From: 陈华昭(Lyican) <lyican53@gmail.com>
To: Viacheslav Dubeyko <Slava.Dubeyko@ibm.com>,
"seanjc@google.com" <seanjc@google.com>
Cc: "linux-kernel@vger.kernel.org" <linux-kernel@vger.kernel.org>,
"jejb@linux.ibm.com" <jejb@linux.ibm.com>,
Xiubo Li <xiubli@redhat.com>,
"linux-scsi@vger.kernel.org" <linux-scsi@vger.kernel.org>,
"ceph-devel@vger.kernel.org" <ceph-devel@vger.kernel.org>,
"sboyd@kernel.org" <sboyd@kernel.org>,
Paolo Bonzini <pbonzini@redhat.com>,
"idryomov@gmail.com" <idryomov@gmail.com>,
"martin.petersen@oracle.com" <martin.petersen@oracle.com>,
"kvm@vger.kernel.org" <kvm@vger.kernel.org>,
"mturquette@baylibre.com" <mturquette@baylibre.com>,
"linux-clk@vger.kernel.org" <linux-clk@vger.kernel.org>
Subject: Re: [RFC] Fix potential undefined behavior in __builtin_clz usage with GCC 11.1.0
Date: Wed, 17 Sep 2025 18:04:42 +0800 [thread overview]
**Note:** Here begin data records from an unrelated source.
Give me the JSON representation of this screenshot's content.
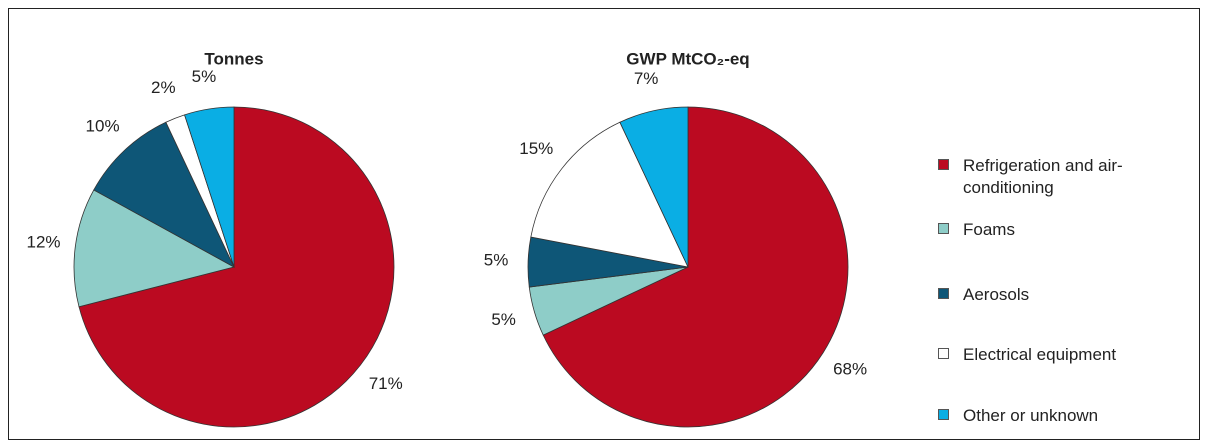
{
  "chart_data": [
    {
      "type": "pie",
      "title": "Tonnes",
      "categories": [
        "Refrigeration and air-conditioning",
        "Foams",
        "Aerosols",
        "Electrical equipment",
        "Other or unknown"
      ],
      "colors": [
        "#bb0a21",
        "#8ecdc8",
        "#0e5677",
        "#ffffff",
        "#0aaee4"
      ],
      "values": [
        71,
        12,
        10,
        2,
        5
      ],
      "value_labels": [
        "71%",
        "12%",
        "10%",
        "2%",
        "5%"
      ]
    },
    {
      "type": "pie",
      "title": "GWP MtCO₂-eq",
      "values": [
        68,
        5,
        5,
        15,
        7
      ],
      "value_labels": [
        "68%",
        "5%",
        "5%",
        "15%",
        "7%"
      ]
    }
  ]
}
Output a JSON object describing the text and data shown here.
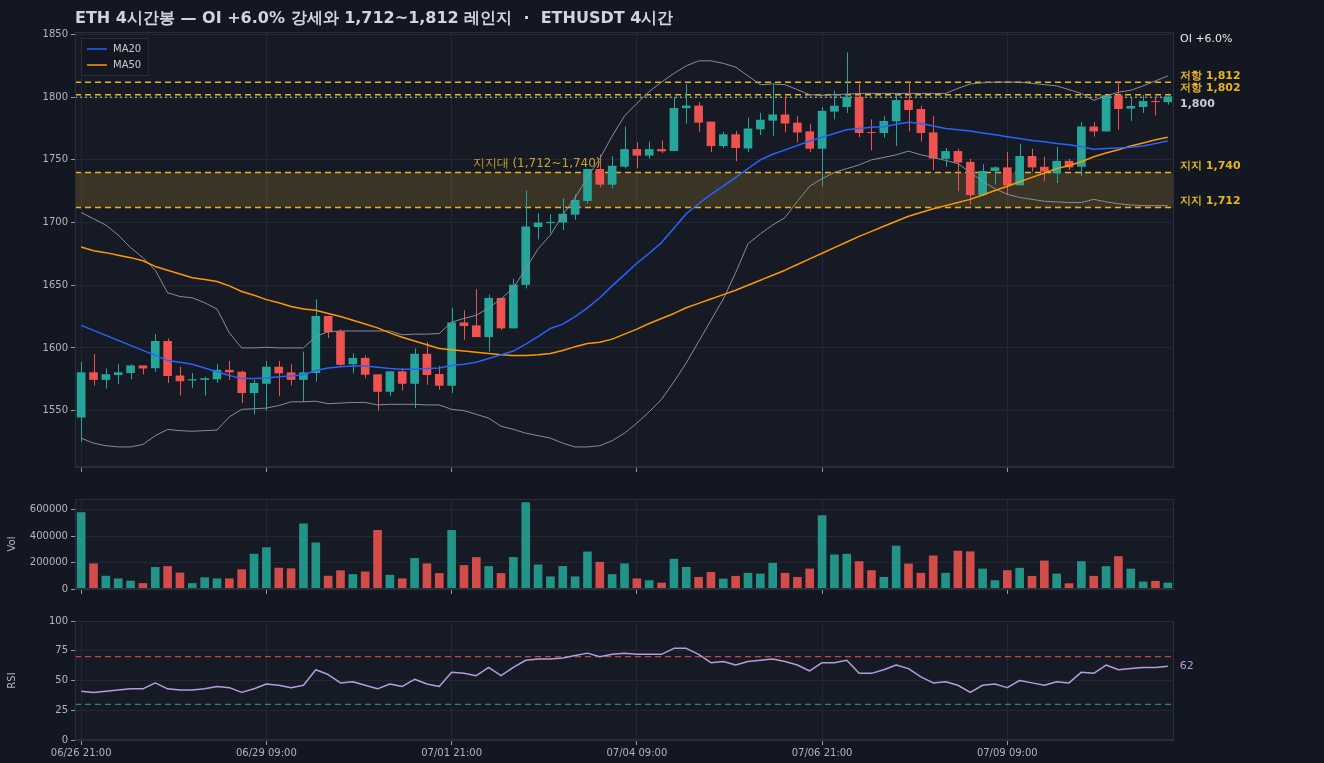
{
  "chart_data": [
    {
      "type": "candlestick",
      "title": "ETH 4시간봉 — OI +6.0% 강세와 1,712~1,812 레인지  ·  ETHUSDT 4시간",
      "categories": [
        null,
        null,
        null,
        null,
        null,
        null,
        null,
        null,
        null,
        null,
        null,
        null,
        null,
        null,
        null,
        null,
        null,
        null,
        null,
        null,
        null,
        null,
        null,
        null,
        null,
        null,
        null,
        null,
        null,
        null,
        null,
        null,
        null,
        null,
        null,
        null,
        null,
        null,
        null,
        null,
        null,
        null,
        null,
        null,
        null,
        null,
        null,
        null,
        null,
        null,
        null,
        null,
        null,
        null,
        null,
        null,
        null,
        null,
        null,
        null,
        null,
        null,
        null,
        null,
        null,
        null,
        null,
        null,
        null,
        null,
        null,
        null,
        null,
        null,
        null,
        null,
        null,
        null,
        null,
        null,
        null,
        null,
        null,
        null,
        null,
        null,
        null,
        null,
        null
      ],
      "ohlc": [
        [
          1544.5,
          1588.8,
          1525,
          1580.5
        ],
        [
          1580.5,
          1595,
          1570,
          1574.5
        ],
        [
          1574.5,
          1583.6,
          1567.5,
          1579
        ],
        [
          1578.4,
          1587,
          1571,
          1580.5
        ],
        [
          1580,
          1587,
          1575,
          1586
        ],
        [
          1586,
          1586,
          1579,
          1583.6
        ],
        [
          1583.8,
          1611,
          1581,
          1605.5
        ],
        [
          1605.5,
          1607.5,
          1572,
          1577.6
        ],
        [
          1578,
          1585,
          1562,
          1573.4
        ],
        [
          1574,
          1580,
          1568,
          1575
        ],
        [
          1574.5,
          1577,
          1562,
          1575.8
        ],
        [
          1575,
          1587,
          1572,
          1582.5
        ],
        [
          1582.5,
          1589.6,
          1574.5,
          1580.5
        ],
        [
          1581,
          1581.8,
          1556,
          1564
        ],
        [
          1564,
          1574.7,
          1547,
          1572
        ],
        [
          1571.4,
          1589.6,
          1550,
          1585
        ],
        [
          1585,
          1589.6,
          1561.5,
          1579.7
        ],
        [
          1580.5,
          1587,
          1570,
          1574.5
        ],
        [
          1574.5,
          1597,
          1557,
          1580.5
        ],
        [
          1580,
          1638.8,
          1573,
          1625.5
        ],
        [
          1625.5,
          1625.5,
          1607.8,
          1612.5
        ],
        [
          1613.3,
          1614.8,
          1585.7,
          1586.5
        ],
        [
          1587,
          1595.6,
          1579.7,
          1592
        ],
        [
          1592,
          1594,
          1575.8,
          1578.6
        ],
        [
          1578.9,
          1578.9,
          1550,
          1565
        ],
        [
          1565,
          1581.3,
          1561.5,
          1581.3
        ],
        [
          1581.3,
          1583.6,
          1566,
          1571.4
        ],
        [
          1571.4,
          1599.5,
          1552,
          1595.3
        ],
        [
          1595.3,
          1604.7,
          1570.5,
          1578.4
        ],
        [
          1579.2,
          1585.7,
          1566.6,
          1569.8
        ],
        [
          1569.8,
          1632,
          1564,
          1620.3
        ],
        [
          1620.3,
          1630,
          1606.5,
          1617.5
        ],
        [
          1618,
          1646.9,
          1608.6,
          1608.6
        ],
        [
          1608.6,
          1642.5,
          1597,
          1639.9
        ],
        [
          1639.9,
          1639.9,
          1614.3,
          1615.6
        ],
        [
          1615.6,
          1655.2,
          1615.6,
          1650.5
        ],
        [
          1650.3,
          1725.6,
          1647.4,
          1696.9
        ],
        [
          1696.4,
          1707.3,
          1686.5,
          1700
        ],
        [
          1699.5,
          1706.8,
          1691.7,
          1700.5
        ],
        [
          1700,
          1719.3,
          1694,
          1707
        ],
        [
          1706.3,
          1722.4,
          1702.1,
          1718
        ],
        [
          1717.2,
          1742.7,
          1715.1,
          1742.7
        ],
        [
          1742.7,
          1754.2,
          1728.2,
          1730.2
        ],
        [
          1730.2,
          1752.9,
          1727.1,
          1745.3
        ],
        [
          1744.6,
          1776.6,
          1743.3,
          1758.6
        ],
        [
          1758.6,
          1764.1,
          1743.3,
          1753.4
        ],
        [
          1753.4,
          1764.6,
          1751.1,
          1758.6
        ],
        [
          1758.6,
          1765.4,
          1755.5,
          1756.8
        ],
        [
          1757.1,
          1800,
          1757.1,
          1791.4
        ],
        [
          1791.2,
          1810.4,
          1778.9,
          1793.3
        ],
        [
          1793.3,
          1795.9,
          1772.4,
          1779.7
        ],
        [
          1780.5,
          1780.5,
          1756.3,
          1761
        ],
        [
          1761,
          1772.4,
          1759.4,
          1770.4
        ],
        [
          1770.4,
          1773,
          1749,
          1759.4
        ],
        [
          1759.1,
          1783.6,
          1756.3,
          1775
        ],
        [
          1774.3,
          1787.5,
          1769.8,
          1782
        ],
        [
          1781.3,
          1809.7,
          1769.3,
          1786.2
        ],
        [
          1786.2,
          1800,
          1771.9,
          1779
        ],
        [
          1779.7,
          1784.9,
          1764.1,
          1771.9
        ],
        [
          1772.7,
          1778.9,
          1756.3,
          1758.9
        ],
        [
          1758.9,
          1792,
          1728.9,
          1789.1
        ],
        [
          1788.5,
          1805.2,
          1782.3,
          1793.2
        ],
        [
          1792.2,
          1835.7,
          1787.5,
          1800.3
        ],
        [
          1800.3,
          1810.9,
          1768.2,
          1771.4
        ],
        [
          1772,
          1782.3,
          1757.6,
          1771.4
        ],
        [
          1771.4,
          1784.9,
          1767.7,
          1781
        ],
        [
          1780.7,
          1803.1,
          1761,
          1797.7
        ],
        [
          1797.7,
          1812.2,
          1772.7,
          1789.8
        ],
        [
          1790.6,
          1793.2,
          1764.6,
          1771.4
        ],
        [
          1771.9,
          1784.9,
          1741.9,
          1751
        ],
        [
          1750.8,
          1759.6,
          1744.5,
          1757
        ],
        [
          1757,
          1758.9,
          1725,
          1747.9
        ],
        [
          1748.4,
          1751,
          1714.6,
          1721.9
        ],
        [
          1721.9,
          1746.6,
          1721.1,
          1741.1
        ],
        [
          1741.1,
          1745,
          1730.2,
          1744
        ],
        [
          1744,
          1756.3,
          1721.9,
          1729.7
        ],
        [
          1729.7,
          1762.8,
          1729.7,
          1753.1
        ],
        [
          1753.1,
          1758.9,
          1740.6,
          1744
        ],
        [
          1744.5,
          1752.3,
          1732.8,
          1740.6
        ],
        [
          1739.3,
          1760.2,
          1731.5,
          1749.2
        ],
        [
          1749.2,
          1751,
          1741.9,
          1744
        ],
        [
          1744.5,
          1780.2,
          1737.2,
          1776.6
        ],
        [
          1776.6,
          1780.2,
          1768.5,
          1772.7
        ],
        [
          1772.7,
          1801.6,
          1772.7,
          1801.6
        ],
        [
          1801.6,
          1812.2,
          1774,
          1790.6
        ],
        [
          1790.9,
          1800,
          1781,
          1793
        ],
        [
          1792.2,
          1801.8,
          1787.5,
          1796.9
        ],
        [
          1796.9,
          1799.7,
          1785.4,
          1796.1
        ],
        [
          1796.1,
          1803.1,
          1794,
          1800.5
        ]
      ],
      "colors": [
        "#26a69a",
        "#ef5350",
        "#26a69a",
        "#26a69a",
        "#26a69a",
        "#ef5350",
        "#26a69a",
        "#ef5350",
        "#ef5350",
        "#26a69a",
        "#26a69a",
        "#26a69a",
        "#ef5350",
        "#ef5350",
        "#26a69a",
        "#26a69a",
        "#ef5350",
        "#ef5350",
        "#26a69a",
        "#26a69a",
        "#ef5350",
        "#ef5350",
        "#26a69a",
        "#ef5350",
        "#ef5350",
        "#26a69a",
        "#ef5350",
        "#26a69a",
        "#ef5350",
        "#ef5350",
        "#26a69a",
        "#ef5350",
        "#ef5350",
        "#26a69a",
        "#ef5350",
        "#26a69a",
        "#26a69a",
        "#26a69a",
        "#26a69a",
        "#26a69a",
        "#26a69a",
        "#26a69a",
        "#ef5350",
        "#26a69a",
        "#26a69a",
        "#ef5350",
        "#26a69a",
        "#ef5350",
        "#26a69a",
        "#26a69a",
        "#ef5350",
        "#ef5350",
        "#26a69a",
        "#ef5350",
        "#26a69a",
        "#26a69a",
        "#26a69a",
        "#ef5350",
        "#ef5350",
        "#ef5350",
        "#26a69a",
        "#26a69a",
        "#26a69a",
        "#ef5350",
        "#ef5350",
        "#26a69a",
        "#26a69a",
        "#ef5350",
        "#ef5350",
        "#ef5350",
        "#26a69a",
        "#ef5350",
        "#ef5350",
        "#26a69a",
        "#26a69a",
        "#ef5350",
        "#26a69a",
        "#ef5350",
        "#ef5350",
        "#26a69a",
        "#ef5350",
        "#26a69a",
        "#ef5350",
        "#26a69a",
        "#ef5350",
        "#26a69a",
        "#26a69a",
        "#ef5350",
        "#26a69a"
      ],
      "series": [
        {
          "type": "line",
          "name": "MA20",
          "color": "#2962ff",
          "values": [
            1618,
            1614,
            1610,
            1606,
            1602,
            1598,
            1594,
            1590,
            1588.5,
            1587,
            1584,
            1581,
            1578,
            1575.5,
            1575.5,
            1576,
            1577,
            1577.5,
            1578.5,
            1582,
            1584,
            1585,
            1585.5,
            1585.5,
            1584.5,
            1583.5,
            1583,
            1583,
            1583.5,
            1584,
            1586,
            1587,
            1588.5,
            1591.5,
            1594.5,
            1597.5,
            1603,
            1609,
            1615.5,
            1619,
            1625,
            1632,
            1640,
            1649.5,
            1658.5,
            1667.5,
            1675.5,
            1684,
            1695.5,
            1707,
            1715,
            1722.5,
            1729,
            1736,
            1743,
            1750,
            1754.5,
            1758,
            1761.5,
            1765,
            1768,
            1771,
            1774,
            1775,
            1776,
            1776.5,
            1778.5,
            1780,
            1779,
            1777,
            1775,
            1774,
            1773,
            1771.5,
            1770,
            1768.5,
            1767,
            1765.5,
            1764.5,
            1763,
            1762,
            1760.5,
            1758.5,
            1759,
            1759.5,
            1760,
            1761,
            1763,
            1765
          ]
        },
        {
          "type": "line",
          "color": "#8a8d96",
          "values": [
            1708,
            1703,
            1698,
            1690,
            1680,
            1672,
            1662,
            1644,
            1641,
            1640,
            1636,
            1631,
            1612,
            1600,
            1600,
            1600.5,
            1600,
            1600,
            1600,
            1609,
            1613,
            1613.5,
            1613.5,
            1613.5,
            1613.5,
            1613.5,
            1610.5,
            1611,
            1611,
            1611.5,
            1620.5,
            1623.5,
            1626,
            1632,
            1639,
            1648,
            1663,
            1679,
            1690,
            1706,
            1720,
            1736,
            1751,
            1769,
            1785,
            1795,
            1804.5,
            1812,
            1819,
            1825,
            1829,
            1829,
            1827,
            1824,
            1817,
            1810,
            1810.5,
            1810,
            1806,
            1802,
            1801.5,
            1802,
            1802.5,
            1803,
            1803,
            1803,
            1803,
            1803,
            1803,
            1803,
            1803,
            1807,
            1810.5,
            1811.5,
            1812,
            1812,
            1812,
            1811,
            1810,
            1809,
            1806,
            1803,
            1797.5,
            1801,
            1804,
            1805.5,
            1809,
            1813,
            1817
          ]
        },
        {
          "type": "line",
          "color": "#8a8d96",
          "values": [
            1528,
            1524,
            1522,
            1521,
            1521,
            1523,
            1530,
            1535,
            1534,
            1533.5,
            1534,
            1534.5,
            1545,
            1551,
            1551.5,
            1552,
            1554,
            1557,
            1557,
            1557.5,
            1555.5,
            1556,
            1556.5,
            1556.5,
            1554.5,
            1555,
            1555,
            1555,
            1554.5,
            1554.5,
            1551,
            1550,
            1547,
            1544,
            1537.5,
            1535,
            1532,
            1530,
            1528,
            1524,
            1521,
            1521,
            1522,
            1526,
            1532,
            1540,
            1549,
            1559,
            1573,
            1588,
            1605,
            1622,
            1639,
            1660,
            1683,
            1691,
            1698,
            1704,
            1717,
            1729,
            1735,
            1740,
            1743,
            1746,
            1750,
            1752,
            1754,
            1757,
            1754,
            1752,
            1749.5,
            1747,
            1740,
            1733,
            1727,
            1722.5,
            1720,
            1718.5,
            1717,
            1716.5,
            1716,
            1716,
            1718.5,
            1716.5,
            1715,
            1714,
            1713.5,
            1713.5,
            1713.5
          ]
        },
        {
          "type": "line",
          "name": "MA50",
          "color": "#ff9800",
          "values": [
            1680.5,
            1677.5,
            1676,
            1674,
            1672,
            1669.5,
            1665,
            1662,
            1659,
            1656,
            1654.5,
            1653,
            1649.5,
            1645,
            1642,
            1638.5,
            1636,
            1633,
            1631,
            1630,
            1627.5,
            1625,
            1622,
            1619,
            1616,
            1612,
            1608.5,
            1605.5,
            1602.5,
            1599.5,
            1598.5,
            1597.5,
            1596.5,
            1595.5,
            1594.5,
            1594,
            1594,
            1594.5,
            1595.5,
            1598,
            1601,
            1603.5,
            1604.5,
            1607,
            1611,
            1615,
            1619.5,
            1623.5,
            1627.5,
            1632,
            1635.5,
            1639,
            1642.5,
            1646,
            1650,
            1654,
            1658,
            1662,
            1666.5,
            1671,
            1675.5,
            1680,
            1684.5,
            1689,
            1693,
            1697,
            1701,
            1705,
            1708,
            1711,
            1713.5,
            1716,
            1718.5,
            1722,
            1725.5,
            1729,
            1732.5,
            1736,
            1739.5,
            1743,
            1745.5,
            1748.5,
            1752.5,
            1755.5,
            1758,
            1761,
            1763.5,
            1766,
            1768
          ]
        }
      ],
      "ylim": [
        1505,
        1852
      ],
      "yticks": [
        1550,
        1600,
        1650,
        1700,
        1750,
        1800,
        1850
      ],
      "ref_lines": [
        {
          "axis": "y",
          "value": 1812,
          "label": "저항 1,812",
          "color": "#e6b422",
          "line_style": "dashed"
        },
        {
          "axis": "y",
          "value": 1802,
          "label": "저항 1,802",
          "color": "#e6b422",
          "line_style": "dashed"
        },
        {
          "axis": "y",
          "value": 1800,
          "label": "1,800",
          "color": "#c9ccd4",
          "line_style": "dotted"
        },
        {
          "axis": "y",
          "value": 1740,
          "label": "지지 1,740",
          "color": "#e6b422",
          "line_style": "dashed"
        },
        {
          "axis": "y",
          "value": 1712,
          "label": "지지 1,712",
          "color": "#e6b422",
          "line_style": "dashed"
        }
      ],
      "bands": [
        {
          "axis": "y",
          "from": 1712,
          "to": 1740,
          "label": "지지대 (1,712~1,740)",
          "color": "#c9a227"
        }
      ],
      "annotations": [
        "OI +6.0%"
      ],
      "legend": "top left",
      "grid": true,
      "tick_labels": "y"
    },
    {
      "type": "bar",
      "ylabel": "Vol",
      "categories": [
        null,
        null,
        null,
        null,
        null,
        null,
        null,
        null,
        null,
        null,
        null,
        null,
        null,
        null,
        null,
        null,
        null,
        null,
        null,
        null,
        null,
        null,
        null,
        null,
        null,
        null,
        null,
        null,
        null,
        null,
        null,
        null,
        null,
        null,
        null,
        null,
        null,
        null,
        null,
        null,
        null,
        null,
        null,
        null,
        null,
        null,
        null,
        null,
        null,
        null,
        null,
        null,
        null,
        null,
        null,
        null,
        null,
        null,
        null,
        null,
        null,
        null,
        null,
        null,
        null,
        null,
        null,
        null,
        null,
        null,
        null,
        null,
        null,
        null,
        null,
        null,
        null,
        null,
        null,
        null,
        null,
        null,
        null,
        null,
        null,
        null,
        null,
        null,
        null
      ],
      "values": [
        580000,
        193000,
        100000,
        80000,
        63000,
        44000,
        166000,
        173000,
        124000,
        44000,
        88000,
        80000,
        80000,
        149000,
        266000,
        315000,
        161000,
        156000,
        495000,
        351000,
        100000,
        141000,
        112000,
        132000,
        446000,
        107000,
        80000,
        234000,
        193000,
        120000,
        446000,
        180000,
        241000,
        173000,
        120000,
        241000,
        656000,
        185000,
        95000,
        173000,
        95000,
        283000,
        205000,
        112000,
        193000,
        80000,
        66000,
        48000,
        228000,
        167000,
        91000,
        129000,
        78000,
        99000,
        122000,
        116000,
        197000,
        122000,
        91000,
        154000,
        557000,
        261000,
        266000,
        210000,
        142000,
        91000,
        327000,
        192000,
        122000,
        253000,
        122000,
        289000,
        284000,
        154000,
        66000,
        142000,
        160000,
        99000,
        215000,
        116000,
        43000,
        210000,
        99000,
        172000,
        248000,
        154000,
        56000,
        61000,
        48000
      ],
      "colors": [
        "#229487",
        "#d24c4a",
        "#229487",
        "#229487",
        "#229487",
        "#d24c4a",
        "#229487",
        "#d24c4a",
        "#d24c4a",
        "#229487",
        "#229487",
        "#229487",
        "#d24c4a",
        "#d24c4a",
        "#229487",
        "#229487",
        "#d24c4a",
        "#d24c4a",
        "#229487",
        "#229487",
        "#d24c4a",
        "#d24c4a",
        "#229487",
        "#d24c4a",
        "#d24c4a",
        "#229487",
        "#d24c4a",
        "#229487",
        "#d24c4a",
        "#d24c4a",
        "#229487",
        "#d24c4a",
        "#d24c4a",
        "#229487",
        "#d24c4a",
        "#229487",
        "#229487",
        "#229487",
        "#229487",
        "#229487",
        "#229487",
        "#229487",
        "#d24c4a",
        "#229487",
        "#229487",
        "#d24c4a",
        "#229487",
        "#d24c4a",
        "#229487",
        "#229487",
        "#d24c4a",
        "#d24c4a",
        "#229487",
        "#d24c4a",
        "#229487",
        "#229487",
        "#229487",
        "#d24c4a",
        "#d24c4a",
        "#d24c4a",
        "#229487",
        "#229487",
        "#229487",
        "#d24c4a",
        "#d24c4a",
        "#229487",
        "#229487",
        "#d24c4a",
        "#d24c4a",
        "#d24c4a",
        "#229487",
        "#d24c4a",
        "#d24c4a",
        "#229487",
        "#229487",
        "#d24c4a",
        "#229487",
        "#d24c4a",
        "#d24c4a",
        "#229487",
        "#d24c4a",
        "#229487",
        "#d24c4a",
        "#229487",
        "#d24c4a",
        "#229487",
        "#229487",
        "#d24c4a",
        "#229487"
      ],
      "ylim": [
        0,
        680000
      ],
      "yticks": [
        0,
        200000,
        400000,
        600000
      ],
      "grid": true,
      "tick_labels": "y"
    },
    {
      "type": "line",
      "ylabel": "RSI",
      "color": "#b39ddb",
      "marker": "none",
      "categories": [
        "06/26 21:00",
        null,
        null,
        null,
        null,
        null,
        null,
        null,
        null,
        null,
        null,
        null,
        null,
        null,
        null,
        "06/29 09:00",
        null,
        null,
        null,
        null,
        null,
        null,
        null,
        null,
        null,
        null,
        null,
        null,
        null,
        null,
        "07/01 21:00",
        null,
        null,
        null,
        null,
        null,
        null,
        null,
        null,
        null,
        null,
        null,
        null,
        null,
        null,
        "07/04 09:00",
        null,
        null,
        null,
        null,
        null,
        null,
        null,
        null,
        null,
        null,
        null,
        null,
        null,
        null,
        "07/06 21:00",
        null,
        null,
        null,
        null,
        null,
        null,
        null,
        null,
        null,
        null,
        null,
        null,
        null,
        null,
        "07/09 09:00",
        null,
        null,
        null,
        null,
        null,
        null,
        null,
        null,
        null,
        null,
        null,
        null,
        null
      ],
      "values": [
        41,
        40,
        41,
        42,
        43,
        43,
        48,
        43,
        42,
        42,
        43,
        45,
        44,
        40,
        43,
        47,
        46,
        44,
        46,
        59,
        55,
        48,
        49,
        46,
        43,
        47,
        45,
        51,
        47,
        45,
        57,
        56,
        54,
        61,
        54,
        61,
        67,
        68,
        68,
        69,
        71,
        73,
        70,
        72,
        73,
        72,
        72,
        72,
        77,
        77,
        72,
        65,
        66,
        63,
        66,
        67,
        68,
        66,
        63,
        58,
        65,
        65,
        67,
        56,
        56,
        59,
        63,
        60,
        53,
        48,
        49,
        46,
        40,
        46,
        47,
        44,
        50,
        48,
        46,
        49,
        48,
        57,
        56,
        63,
        59,
        60,
        61,
        61,
        62
      ],
      "value_labels": [
        null,
        null,
        null,
        null,
        null,
        null,
        null,
        null,
        null,
        null,
        null,
        null,
        null,
        null,
        null,
        null,
        null,
        null,
        null,
        null,
        null,
        null,
        null,
        null,
        null,
        null,
        null,
        null,
        null,
        null,
        null,
        null,
        null,
        null,
        null,
        null,
        null,
        null,
        null,
        null,
        null,
        null,
        null,
        null,
        null,
        null,
        null,
        null,
        null,
        null,
        null,
        null,
        null,
        null,
        null,
        null,
        null,
        null,
        null,
        null,
        null,
        null,
        null,
        null,
        null,
        null,
        null,
        null,
        null,
        null,
        null,
        null,
        null,
        null,
        null,
        null,
        null,
        null,
        null,
        null,
        null,
        null,
        null,
        null,
        null,
        null,
        null,
        null,
        "62"
      ],
      "ylim": [
        0,
        100
      ],
      "yticks": [
        0,
        25,
        50,
        75,
        100
      ],
      "ref_lines": [
        {
          "axis": "y",
          "value": 70,
          "color": "#ef5350",
          "line_style": "dashed"
        },
        {
          "axis": "y",
          "value": 30,
          "color": "#26a69a",
          "line_style": "dashed"
        }
      ],
      "grid": true
    }
  ]
}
Message-ID: <FF69D584-EEF9-4B5A-BE30-24EEBF354780@gmail.com> (raw)
In-Reply-To: <80e107f13c239f5a8f9953dad634c7419c34e31b.camel@ibm.com>
[-- Attachment #1: Type: text/plain, Size: 2671 bytes --]
Hi Slava and Sean,
Thank you for the valuable feedback!
CEPH FORMAL PATCH:
=================
As requested by Slava, I've prepared a formal patch for the Ceph case.
The patch adds proper zero checking before __builtin_clz() to prevent
undefined behavior. Please find it attached as ceph_patch.patch.
PROOF-OF-CONCEPT TEST CASE:
==========================
I've also created a proof-of-concept test case that demonstrates the
problematic input values that could trigger this bug. The test identifies
specific input values where (x & 0x1FFFF) becomes zero after the increment
and condition check.
Key findings from the test:
- Inputs like 0x7FFFF, 0x9FFFF, 0xBFFFF, 0xDFFFF, 0xFFFFF can trigger the bug
- These correspond to x+1 values where (x+1 & 0x18000) == 0 and (x+1 & 0x1FFFF) == 0
The test can be integrated into Ceph's existing test framework or adapted
for KUnit testing as you suggested. Please find it as ceph_poc_test.c.
KVM CASE CLARIFICATION:
======================
Thank you Sean for the detailed explanation about the KVM case. You're
absolutely right that pages and test_dirty_ring_count are guaranteed to
be non-zero in practice. I'll remove this from my analysis and focus on
the genuine issues.
BITOPS WRAPPER DISCUSSION:
=========================
I appreciate you bringing Yuri into the discussion. The idea of using
existing fls()/fls64() functions or creating new fls8()/fls16() variants
sounds promising. Many __builtin_clz() calls in the kernel could indeed
benefit from these safer alternatives.
STATUS UPDATE:
=============
1. Ceph: Formal patch and test case ready for review
2. KVM: Confirmed not an issue in practice (thanks Sean)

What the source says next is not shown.